Here's an example of a typical Channel One TV story, Social Network Justice . Here a housewife furious at the road humps on her street mounts a successful campaign with friends to have them removed by the council. She says she was influenced by Marje Simpson. For what it's worth social web 2.0 is at least 8 years away with this broadcast.

National TV is getting in on the local act, but the underlying philosophy is skewed. It's as if the federal government came to your neghbourhood, put out a long table with some food, and the men in suits said: "Ok guys lets have a conversation. We wanna tell you what we can do for you".

Local TV

Local TV is bottom up. There has to be an affinity with local people. Parachuting in will yield no where near the same benefits as the micro model.

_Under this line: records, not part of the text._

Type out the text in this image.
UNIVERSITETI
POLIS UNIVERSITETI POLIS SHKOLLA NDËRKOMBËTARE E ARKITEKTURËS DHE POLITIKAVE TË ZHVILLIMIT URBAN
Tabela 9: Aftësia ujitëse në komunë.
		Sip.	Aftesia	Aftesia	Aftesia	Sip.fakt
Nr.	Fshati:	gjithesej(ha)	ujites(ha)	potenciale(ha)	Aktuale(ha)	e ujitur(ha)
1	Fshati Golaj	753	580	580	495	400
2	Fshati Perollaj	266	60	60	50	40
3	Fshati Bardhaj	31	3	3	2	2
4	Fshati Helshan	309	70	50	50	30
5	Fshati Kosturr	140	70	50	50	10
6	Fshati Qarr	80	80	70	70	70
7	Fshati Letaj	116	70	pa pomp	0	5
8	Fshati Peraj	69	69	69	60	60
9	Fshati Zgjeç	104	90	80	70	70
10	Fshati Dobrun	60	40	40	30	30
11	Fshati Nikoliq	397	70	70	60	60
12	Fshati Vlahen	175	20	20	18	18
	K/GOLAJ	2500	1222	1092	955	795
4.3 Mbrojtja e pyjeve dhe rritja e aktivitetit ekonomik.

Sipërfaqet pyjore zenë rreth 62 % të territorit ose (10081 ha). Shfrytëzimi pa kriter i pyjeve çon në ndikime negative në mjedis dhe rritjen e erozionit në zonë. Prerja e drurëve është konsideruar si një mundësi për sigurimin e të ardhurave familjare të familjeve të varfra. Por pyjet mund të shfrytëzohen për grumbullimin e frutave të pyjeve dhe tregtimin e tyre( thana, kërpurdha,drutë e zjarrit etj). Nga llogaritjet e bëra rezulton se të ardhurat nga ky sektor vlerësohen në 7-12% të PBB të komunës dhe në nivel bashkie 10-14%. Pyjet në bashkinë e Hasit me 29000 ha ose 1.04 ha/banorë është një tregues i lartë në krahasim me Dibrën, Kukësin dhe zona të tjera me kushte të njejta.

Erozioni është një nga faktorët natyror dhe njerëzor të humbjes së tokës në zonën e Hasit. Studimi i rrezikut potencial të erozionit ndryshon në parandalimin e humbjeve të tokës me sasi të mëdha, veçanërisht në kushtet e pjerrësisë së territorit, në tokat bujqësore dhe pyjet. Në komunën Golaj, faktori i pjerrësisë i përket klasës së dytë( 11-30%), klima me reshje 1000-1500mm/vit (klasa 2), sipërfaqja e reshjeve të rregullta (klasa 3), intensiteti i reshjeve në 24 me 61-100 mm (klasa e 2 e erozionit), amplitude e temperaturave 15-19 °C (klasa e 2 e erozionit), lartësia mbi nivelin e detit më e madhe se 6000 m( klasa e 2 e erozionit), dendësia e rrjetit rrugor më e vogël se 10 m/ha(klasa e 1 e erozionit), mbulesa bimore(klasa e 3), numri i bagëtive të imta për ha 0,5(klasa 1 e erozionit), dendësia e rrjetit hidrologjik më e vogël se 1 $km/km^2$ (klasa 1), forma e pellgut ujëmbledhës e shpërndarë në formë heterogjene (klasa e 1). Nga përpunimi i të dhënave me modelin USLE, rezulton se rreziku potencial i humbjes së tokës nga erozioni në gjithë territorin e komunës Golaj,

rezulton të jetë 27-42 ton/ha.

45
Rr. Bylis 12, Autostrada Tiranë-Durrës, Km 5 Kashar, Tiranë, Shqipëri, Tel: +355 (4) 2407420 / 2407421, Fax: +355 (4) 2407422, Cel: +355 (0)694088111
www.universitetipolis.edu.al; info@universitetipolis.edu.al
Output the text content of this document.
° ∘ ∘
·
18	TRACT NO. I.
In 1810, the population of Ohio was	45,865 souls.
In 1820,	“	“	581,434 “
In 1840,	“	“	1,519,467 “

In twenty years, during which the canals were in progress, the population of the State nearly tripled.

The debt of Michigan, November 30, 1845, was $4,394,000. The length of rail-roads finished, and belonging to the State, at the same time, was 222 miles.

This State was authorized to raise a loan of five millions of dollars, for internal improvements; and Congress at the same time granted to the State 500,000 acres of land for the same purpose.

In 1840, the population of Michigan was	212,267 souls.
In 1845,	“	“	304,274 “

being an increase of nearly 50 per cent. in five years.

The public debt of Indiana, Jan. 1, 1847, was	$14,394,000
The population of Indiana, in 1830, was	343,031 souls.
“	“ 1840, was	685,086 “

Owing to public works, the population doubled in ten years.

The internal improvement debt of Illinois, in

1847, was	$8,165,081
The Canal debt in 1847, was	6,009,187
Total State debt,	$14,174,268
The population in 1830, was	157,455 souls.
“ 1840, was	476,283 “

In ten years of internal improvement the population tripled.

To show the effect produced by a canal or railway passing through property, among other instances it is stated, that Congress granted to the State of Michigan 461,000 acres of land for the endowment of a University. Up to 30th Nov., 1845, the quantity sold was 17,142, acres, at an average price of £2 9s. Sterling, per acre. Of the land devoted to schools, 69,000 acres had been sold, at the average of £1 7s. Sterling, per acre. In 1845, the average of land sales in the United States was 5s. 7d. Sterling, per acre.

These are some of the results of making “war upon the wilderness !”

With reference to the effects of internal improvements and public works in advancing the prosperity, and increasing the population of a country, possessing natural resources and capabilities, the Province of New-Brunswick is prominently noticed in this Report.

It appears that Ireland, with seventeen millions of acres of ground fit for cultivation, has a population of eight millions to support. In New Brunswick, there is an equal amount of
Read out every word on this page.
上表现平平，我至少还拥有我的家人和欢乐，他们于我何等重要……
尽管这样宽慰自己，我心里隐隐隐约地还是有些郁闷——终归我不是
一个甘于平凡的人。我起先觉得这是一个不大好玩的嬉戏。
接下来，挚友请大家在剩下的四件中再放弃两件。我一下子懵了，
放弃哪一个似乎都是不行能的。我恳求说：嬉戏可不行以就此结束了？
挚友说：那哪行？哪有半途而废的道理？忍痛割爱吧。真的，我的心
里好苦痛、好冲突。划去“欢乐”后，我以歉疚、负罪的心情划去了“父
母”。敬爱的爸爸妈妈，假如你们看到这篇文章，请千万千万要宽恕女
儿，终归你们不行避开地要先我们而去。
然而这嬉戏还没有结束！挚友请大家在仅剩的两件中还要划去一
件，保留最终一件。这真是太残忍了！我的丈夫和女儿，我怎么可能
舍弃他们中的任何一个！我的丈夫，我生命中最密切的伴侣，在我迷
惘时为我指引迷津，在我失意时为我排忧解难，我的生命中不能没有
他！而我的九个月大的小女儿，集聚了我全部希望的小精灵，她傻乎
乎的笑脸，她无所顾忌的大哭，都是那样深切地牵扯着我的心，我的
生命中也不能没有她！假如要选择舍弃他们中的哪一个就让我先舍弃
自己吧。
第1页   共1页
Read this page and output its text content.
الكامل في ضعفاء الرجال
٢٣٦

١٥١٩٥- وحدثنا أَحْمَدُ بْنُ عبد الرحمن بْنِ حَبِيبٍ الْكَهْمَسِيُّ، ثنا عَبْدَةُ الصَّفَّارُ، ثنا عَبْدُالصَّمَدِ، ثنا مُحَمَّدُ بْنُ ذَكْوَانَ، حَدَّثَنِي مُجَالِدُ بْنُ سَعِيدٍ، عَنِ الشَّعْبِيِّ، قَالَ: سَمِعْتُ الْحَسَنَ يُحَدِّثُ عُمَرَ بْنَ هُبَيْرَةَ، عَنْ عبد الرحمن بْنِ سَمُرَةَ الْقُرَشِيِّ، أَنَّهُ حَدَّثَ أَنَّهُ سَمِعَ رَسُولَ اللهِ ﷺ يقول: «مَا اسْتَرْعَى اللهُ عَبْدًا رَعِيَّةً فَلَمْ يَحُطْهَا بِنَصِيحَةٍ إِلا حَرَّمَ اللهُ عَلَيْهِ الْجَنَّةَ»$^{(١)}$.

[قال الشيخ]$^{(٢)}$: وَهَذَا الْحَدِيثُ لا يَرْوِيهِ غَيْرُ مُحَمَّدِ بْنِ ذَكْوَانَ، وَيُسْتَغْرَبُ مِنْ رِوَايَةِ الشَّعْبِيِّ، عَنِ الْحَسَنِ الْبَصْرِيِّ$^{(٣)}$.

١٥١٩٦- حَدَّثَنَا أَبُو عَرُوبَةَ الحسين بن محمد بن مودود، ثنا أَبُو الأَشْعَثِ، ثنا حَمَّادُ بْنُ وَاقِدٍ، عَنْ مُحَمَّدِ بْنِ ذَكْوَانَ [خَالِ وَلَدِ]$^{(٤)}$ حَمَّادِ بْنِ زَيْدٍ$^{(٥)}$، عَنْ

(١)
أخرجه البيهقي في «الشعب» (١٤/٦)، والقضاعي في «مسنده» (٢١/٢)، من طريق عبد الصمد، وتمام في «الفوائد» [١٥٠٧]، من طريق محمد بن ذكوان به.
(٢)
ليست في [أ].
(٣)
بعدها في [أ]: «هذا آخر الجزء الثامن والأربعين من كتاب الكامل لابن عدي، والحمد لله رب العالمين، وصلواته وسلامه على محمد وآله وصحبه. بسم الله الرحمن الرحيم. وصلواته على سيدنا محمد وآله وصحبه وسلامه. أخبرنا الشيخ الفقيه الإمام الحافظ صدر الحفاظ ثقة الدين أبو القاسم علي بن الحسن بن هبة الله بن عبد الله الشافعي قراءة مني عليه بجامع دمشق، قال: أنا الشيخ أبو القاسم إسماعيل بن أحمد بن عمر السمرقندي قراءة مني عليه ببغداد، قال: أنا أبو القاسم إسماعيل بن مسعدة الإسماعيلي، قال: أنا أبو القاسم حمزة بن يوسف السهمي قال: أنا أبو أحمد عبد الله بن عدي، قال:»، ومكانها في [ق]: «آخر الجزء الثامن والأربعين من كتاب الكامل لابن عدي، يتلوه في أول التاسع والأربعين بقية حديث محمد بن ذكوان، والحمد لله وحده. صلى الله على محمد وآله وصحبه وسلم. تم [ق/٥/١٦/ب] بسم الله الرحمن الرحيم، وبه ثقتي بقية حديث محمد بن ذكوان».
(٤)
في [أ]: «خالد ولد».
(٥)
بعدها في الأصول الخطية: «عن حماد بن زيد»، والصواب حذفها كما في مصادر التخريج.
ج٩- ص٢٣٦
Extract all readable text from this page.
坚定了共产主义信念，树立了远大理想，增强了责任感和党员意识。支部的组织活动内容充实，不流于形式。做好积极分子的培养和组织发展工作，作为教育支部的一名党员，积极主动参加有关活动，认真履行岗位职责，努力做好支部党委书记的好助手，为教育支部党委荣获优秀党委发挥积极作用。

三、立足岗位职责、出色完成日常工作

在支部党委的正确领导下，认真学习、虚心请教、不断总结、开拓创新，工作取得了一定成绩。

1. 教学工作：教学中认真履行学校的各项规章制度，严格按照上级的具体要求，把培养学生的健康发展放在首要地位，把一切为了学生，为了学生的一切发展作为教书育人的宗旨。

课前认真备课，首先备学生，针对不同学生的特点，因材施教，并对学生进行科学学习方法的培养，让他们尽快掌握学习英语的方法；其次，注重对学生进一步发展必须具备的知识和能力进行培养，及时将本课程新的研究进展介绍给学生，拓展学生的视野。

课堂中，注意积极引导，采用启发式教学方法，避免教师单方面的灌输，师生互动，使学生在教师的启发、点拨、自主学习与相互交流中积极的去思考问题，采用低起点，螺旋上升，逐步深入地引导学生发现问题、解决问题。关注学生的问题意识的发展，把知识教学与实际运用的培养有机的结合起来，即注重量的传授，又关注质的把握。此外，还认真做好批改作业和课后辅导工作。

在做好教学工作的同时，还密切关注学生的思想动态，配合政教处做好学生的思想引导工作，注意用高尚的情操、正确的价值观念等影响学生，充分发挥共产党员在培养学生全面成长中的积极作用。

It is TV about the community, giving the means for people to talk about issues and through the visual language find common interests. National TV could never do this, only as a generic gesture.

There is a park nearby. Like an ecosystem through the seasons it is changing, sometimes despairingly. As I walked across it, an elderly woman with three young children was stooping. She was picking up shards of glass from the playing field.

I walked by craning my neck, stopped and doubled back. We had a fruitful conversation. We'd found a common cause.

"Would she be interested in joining a group going to see the council about this?"

She kindly declined. There are, I suspect, many other people like her and me. So I have asked the small group talking to the council if I can make a film about what they're doing. And the film I believe will in its small way, when online, help foster more of an understanding of who we are. It is news, not reactionary, but educational, which in our increasingly ignorant world we need the world of media to do more of.

Local TV, via the net has the unqiue chance of us getting to know each other and not just online.